Her novice mistress advises a "two day rest" for Libby to sort things out, asking that she not come to anything accept Mass and meals, and, in between, tells her, "do just as you please." She gives her some "pleasant books" to read.

"Decide what it is that God wants; that means, for anyone who loves Him, decide what it is that you want with the best part of yourself, for that is the desire which He will have put into you. When you have got that clear; decide whether it is worth the rest. but do not forget, my dear, that what I call the rest is only intermittent. Do not take too gloomy, to impressive a view of your vocation. Give your sense of humor a chance as well. There is plenty of joy in this life and God does not, as if He were a miser, save up the whole of His treasure only for the end."
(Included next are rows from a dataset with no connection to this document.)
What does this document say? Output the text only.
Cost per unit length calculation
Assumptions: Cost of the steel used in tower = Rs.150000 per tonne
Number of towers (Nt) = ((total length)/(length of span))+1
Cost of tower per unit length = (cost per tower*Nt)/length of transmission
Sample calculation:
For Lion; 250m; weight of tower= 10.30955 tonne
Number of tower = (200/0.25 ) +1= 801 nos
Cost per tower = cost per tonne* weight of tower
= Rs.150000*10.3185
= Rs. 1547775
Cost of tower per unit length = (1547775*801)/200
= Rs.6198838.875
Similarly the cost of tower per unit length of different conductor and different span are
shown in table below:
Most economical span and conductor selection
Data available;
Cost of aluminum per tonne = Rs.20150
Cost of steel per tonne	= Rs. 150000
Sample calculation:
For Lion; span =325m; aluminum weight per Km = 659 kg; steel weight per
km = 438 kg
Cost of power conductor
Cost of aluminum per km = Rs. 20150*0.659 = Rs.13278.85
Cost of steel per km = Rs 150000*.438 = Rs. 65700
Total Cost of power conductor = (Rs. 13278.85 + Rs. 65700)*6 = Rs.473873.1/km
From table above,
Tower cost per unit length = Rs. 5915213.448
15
On the evening of the second day, there was a knock at the door. I replied with the customary Deo Gratias, and Sister Elizabeth stood before me. Upon her face there was what I can only describe as a pleased grin.

"Thank you for the books," she said, and put them down upon the desk, "and I have chosen the bucket." So that was that. It was not perhaps the traditional way of expressing it, but she meant it, and that, after all, is the main thing.